Ex-NFL exec testifies about Super Bowl XLV seating plan

A former NFL executive testified about the temporary seating plan in a trial brought by disgruntled ticket holders who paid for seats they never got to sit in at Super Bowl XLV.

Frank Supovitz, a former NFL executive known as Mr. Super Bowl, was in charge of nine Super Bowls for the NFL – including Super Bowl XLV in 2011.

Supovitz testified the Super Bowl host committee and Jerry Jones wanted to increase the number of seats for the big game. Jones specifically asked Supovitz to investigate how to break the attendance record of nearly 104,000.

But Supovitz testified Jones never suggested adding temporary seats.

"I was responsible ultimately. It was our event," Supovitz testified.

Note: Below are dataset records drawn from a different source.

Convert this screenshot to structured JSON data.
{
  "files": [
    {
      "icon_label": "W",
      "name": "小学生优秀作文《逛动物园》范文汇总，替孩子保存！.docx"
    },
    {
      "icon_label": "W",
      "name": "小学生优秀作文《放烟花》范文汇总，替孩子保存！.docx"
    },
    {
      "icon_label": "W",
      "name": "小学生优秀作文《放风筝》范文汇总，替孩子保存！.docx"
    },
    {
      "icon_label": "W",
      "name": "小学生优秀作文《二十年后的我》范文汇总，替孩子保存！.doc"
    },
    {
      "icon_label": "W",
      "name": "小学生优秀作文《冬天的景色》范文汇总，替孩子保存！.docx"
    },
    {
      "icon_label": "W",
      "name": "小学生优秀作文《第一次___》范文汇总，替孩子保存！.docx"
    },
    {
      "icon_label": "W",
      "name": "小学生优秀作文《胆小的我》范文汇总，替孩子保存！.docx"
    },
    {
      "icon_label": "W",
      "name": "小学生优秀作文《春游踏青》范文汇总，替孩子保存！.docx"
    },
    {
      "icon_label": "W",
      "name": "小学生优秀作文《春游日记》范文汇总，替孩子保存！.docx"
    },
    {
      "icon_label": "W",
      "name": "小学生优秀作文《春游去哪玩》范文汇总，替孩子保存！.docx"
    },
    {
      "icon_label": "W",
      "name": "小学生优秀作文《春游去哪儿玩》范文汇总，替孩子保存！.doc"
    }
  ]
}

Others in the NFL were reportedly requesting extra police presence the Tuesday before the game in anticipation of fans getting angry over seating problems. Supovitz was questioned about it on the stand and responded "I don't recollect that."

He maintained it wasn't until the morning of the game he learned some of the temporary seats wouldn't be ready.

In an email on game day, Supovitz asked how it would look if the NFL put fans through hell to break an attendance record.

The case is being heard in a Dallas federal court and centers on the 1,200 temporary seats that were declared unsafe only hours before the big game in Arlington in 2011. The trial is expected to last about two weeks.